À l’Assemblée Nationale

Des politiques efficaces contre la délinquance répétée supposent une connaissance scientifique de ces comportements.

En ce sens, j’ai questionné Eric Dupond-Moretti sur l’Observatoire de la récidive et de la désistance.

L’Observatoire de la récidive et de la désistance, créé par la loi pénitentiaire de 2009 a été installé le 26 avril 2016. Cette instance est chargée de rassembler et d'analyser les données existantes – en France et à l’étranger – sur les phénomènes de récidive et de désistance afin de mieux comprendre le processus par lequel une personne sort de la délinquance.

Le décret précise d’ailleurs que l’Observatoire : « mettra ces données et analyses à disposition de l'ensemble des publics visés sous la forme, notamment, d'un rapport annuel et public. Il formulera toute recommandation utile pour améliorer la connaissance des phénomènes observés ».

Or, depuis l’unique rapport publié en 2017 qui faisait état de recommandations concrètes et de bon sens, force est de constater, que le vœu du législateur qui a créé cette instance il y a maintenant douze ans est resté un vœu pieux.

Comme me l’a rappelé le Directeur départemental de la sécurité publique du Val-d’Oise, Monsieur Frédéric Lauze, l’enjeu est d’importance.

A travers la connaissance scientifique des comportements délinquants, il s’agit de trouver les meilleurs moyens de favoriser la sortie de la délinquance pour les traduire dans des politiques publiques efficaces.

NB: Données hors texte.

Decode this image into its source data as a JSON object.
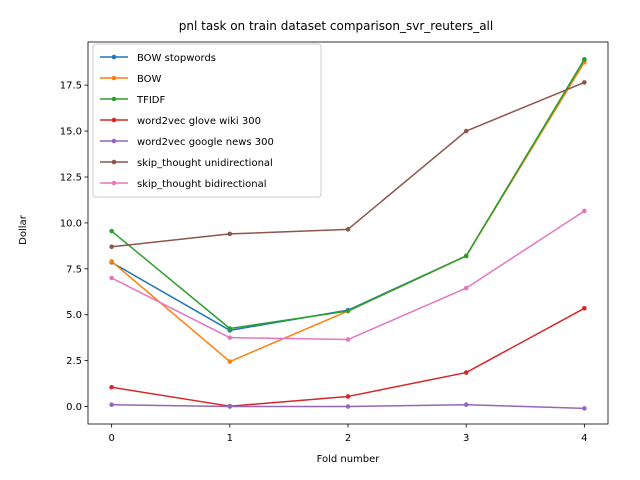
{
  "chart_data": {
    "type": "line",
    "title": "pnl task on train dataset comparison_svr_reuters_all",
    "xlabel": "Fold number",
    "ylabel": "Dollar",
    "x": [
      0,
      1,
      2,
      3,
      4
    ],
    "xticks": [
      "0",
      "1",
      "2",
      "3",
      "4"
    ],
    "yticks": [
      "0.0",
      "2.5",
      "5.0",
      "7.5",
      "10.0",
      "12.5",
      "15.0",
      "17.5"
    ],
    "xlim": [
      -0.2,
      4.2
    ],
    "ylim": [
      -0.95,
      19.85
    ],
    "grid": false,
    "legend_position": "upper-left",
    "series": [
      {
        "name": "BOW stopwords",
        "color": "#1f77b4",
        "values": [
          7.85,
          4.15,
          5.25,
          8.2,
          18.9
        ]
      },
      {
        "name": "BOW",
        "color": "#ff7f0e",
        "values": [
          7.9,
          2.45,
          5.2,
          8.2,
          18.75
        ]
      },
      {
        "name": "TFIDF",
        "color": "#2ca02c",
        "values": [
          9.55,
          4.25,
          5.2,
          8.2,
          18.9
        ]
      },
      {
        "name": "word2vec glove wiki 300",
        "color": "#d62728",
        "values": [
          1.05,
          0.02,
          0.55,
          1.85,
          5.35
        ]
      },
      {
        "name": "word2vec google news 300",
        "color": "#9467bd",
        "values": [
          0.1,
          0.0,
          0.0,
          0.1,
          -0.1
        ]
      },
      {
        "name": "skip_thought unidirectional",
        "color": "#8c564b",
        "values": [
          8.7,
          9.4,
          9.65,
          15.0,
          17.65
        ]
      },
      {
        "name": "skip_thought bidirectional",
        "color": "#e377c2",
        "values": [
          7.0,
          3.75,
          3.65,
          6.45,
          10.65
        ]
      }
    ]
  }
}
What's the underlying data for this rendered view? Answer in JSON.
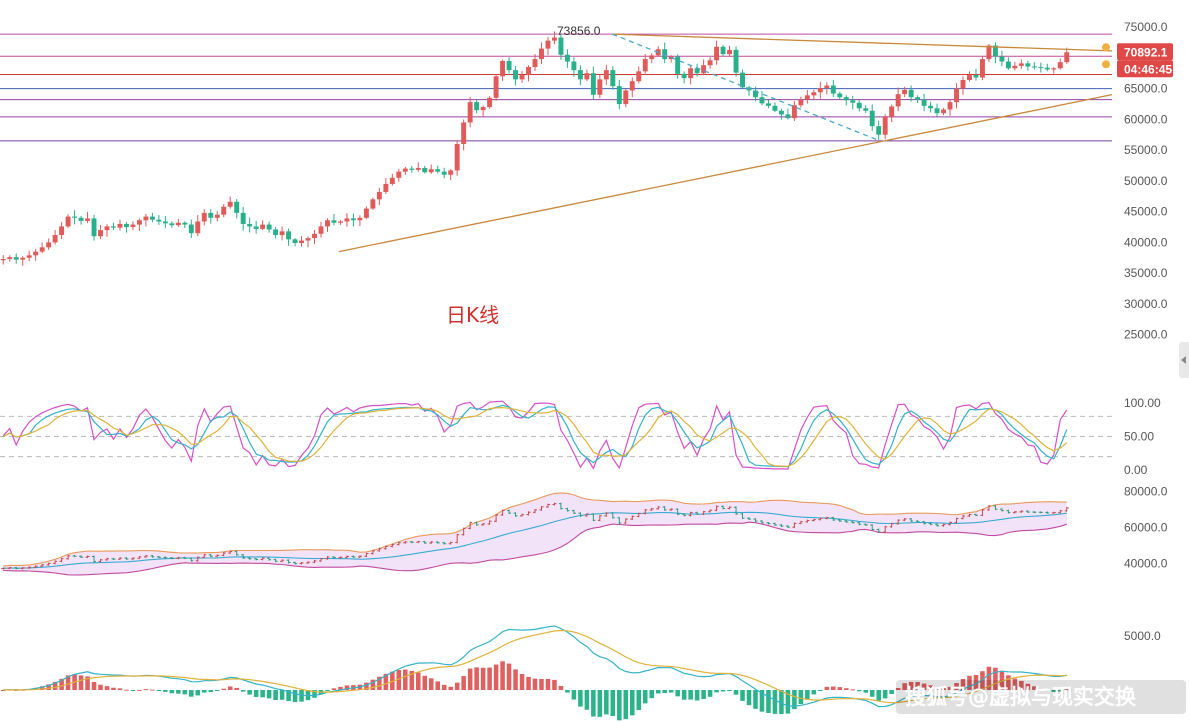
{
  "chart_data": {
    "type": "candlestick",
    "panel_title": "日K线",
    "peak_label": "73856.0",
    "price_tags": [
      {
        "value": "70892.1",
        "color": "#e04848"
      },
      {
        "value": "04:46:45",
        "color": "#e04848"
      }
    ],
    "price_axis": {
      "ticks": [
        "75000.0",
        "70000.0",
        "65000.0",
        "60000.0",
        "55000.0",
        "50000.0",
        "45000.0",
        "40000.0",
        "35000.0",
        "30000.0",
        "25000.0"
      ],
      "ylim": [
        23000,
        75500
      ]
    },
    "horizontal_levels": [
      {
        "value": 73856,
        "color": "#c04aa0"
      },
      {
        "value": 70250,
        "color": "#c04aa0"
      },
      {
        "value": 67300,
        "color": "#d03838"
      },
      {
        "value": 65000,
        "color": "#4060b8"
      },
      {
        "value": 63200,
        "color": "#9040a0"
      },
      {
        "value": 60400,
        "color": "#9040a0"
      },
      {
        "value": 56500,
        "color": "#7a3a9a"
      }
    ],
    "trendlines": [
      {
        "from": [
          0.285,
          38500
        ],
        "to": [
          0.94,
          64200
        ],
        "color": "#c8883a"
      },
      {
        "from": [
          0.515,
          73856
        ],
        "to": [
          0.94,
          71100
        ],
        "color": "#c8883a"
      },
      {
        "from": [
          0.515,
          73856
        ],
        "to": [
          0.74,
          56500
        ],
        "color": "#4aa8c8",
        "dashed": true
      }
    ],
    "closes": [
      37300,
      37600,
      37200,
      37500,
      37900,
      38500,
      39200,
      40000,
      41200,
      42600,
      44200,
      44000,
      43500,
      43900,
      41000,
      42000,
      42600,
      42400,
      43000,
      42500,
      42900,
      43600,
      44200,
      43700,
      43400,
      43100,
      42800,
      43200,
      42900,
      41500,
      43400,
      44800,
      44000,
      44500,
      45800,
      46600,
      44800,
      43000,
      42600,
      42200,
      42900,
      42100,
      41200,
      41800,
      40500,
      39900,
      40300,
      40700,
      41400,
      42600,
      43600,
      43200,
      43400,
      43900,
      43600,
      44000,
      45500,
      47000,
      48200,
      49500,
      50500,
      51500,
      52000,
      51800,
      52100,
      51400,
      51900,
      51500,
      51000,
      51700,
      56000,
      59500,
      62800,
      61500,
      62000,
      63500,
      67000,
      69500,
      68000,
      66500,
      67200,
      68500,
      69800,
      71500,
      72800,
      73300,
      70500,
      69400,
      68000,
      66500,
      67500,
      64000,
      66500,
      68000,
      65400,
      62500,
      64700,
      66200,
      67800,
      69800,
      70400,
      71400,
      69800,
      70200,
      67400,
      66700,
      68300,
      67500,
      68800,
      69600,
      71800,
      70600,
      71300,
      67600,
      65200,
      64700,
      63600,
      62600,
      62200,
      61400,
      60800,
      60200,
      62300,
      63200,
      63900,
      64400,
      65100,
      65500,
      64200,
      63600,
      63100,
      62700,
      61800,
      61400,
      58900,
      57500,
      60400,
      62100,
      64100,
      64800,
      63600,
      63200,
      62200,
      61800,
      61000,
      61600,
      62800,
      65000,
      66400,
      67200,
      66800,
      69800,
      72000,
      70200,
      69400,
      68300,
      68700,
      69100,
      68600,
      68500,
      68400,
      68100,
      68300,
      69300,
      70900
    ],
    "ohlc_note": "Daily candles, open = previous close",
    "oscillator": {
      "axis_ticks": [
        "100.00",
        "50.00",
        "0.00"
      ],
      "levels": [
        80,
        50,
        20
      ],
      "series_colors": [
        "#d64fc8",
        "#33b2c8",
        "#e0b23a"
      ]
    },
    "bollinger": {
      "axis_ticks": [
        "80000.0",
        "60000.0",
        "40000.0"
      ],
      "ylim": [
        28000,
        82000
      ],
      "colors": {
        "upper": "#e89a5a",
        "mid": "#3aaad0",
        "lower": "#c04aa0",
        "fill": "#f3e3f8"
      }
    },
    "macd": {
      "axis_ticks": [
        "5000.0"
      ],
      "colors": {
        "dif": "#33b2c8",
        "dea": "#e0b23a",
        "hist_pos": "#e06060",
        "hist_neg": "#2bb38a"
      }
    }
  },
  "watermark": "搜狐号@虚拟与现实交换"
}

Selon les références statistiques justice, 40 % des personnes condamnées en 2018 sont en état de récidive ou de réitération. Ce chiffre suffit à démontrer tout l’intérêt qu’il y a à approfondir les savoirs en la matière.

C'est pourquoi j'ai souhaité interroger le Garde des Sceaux sur ce qu'il comptait faire pour enfin permettre à l’Observatoire de la récidive et de la désistance de publier ses travaux annuels, comme l’a souhaité le législateur.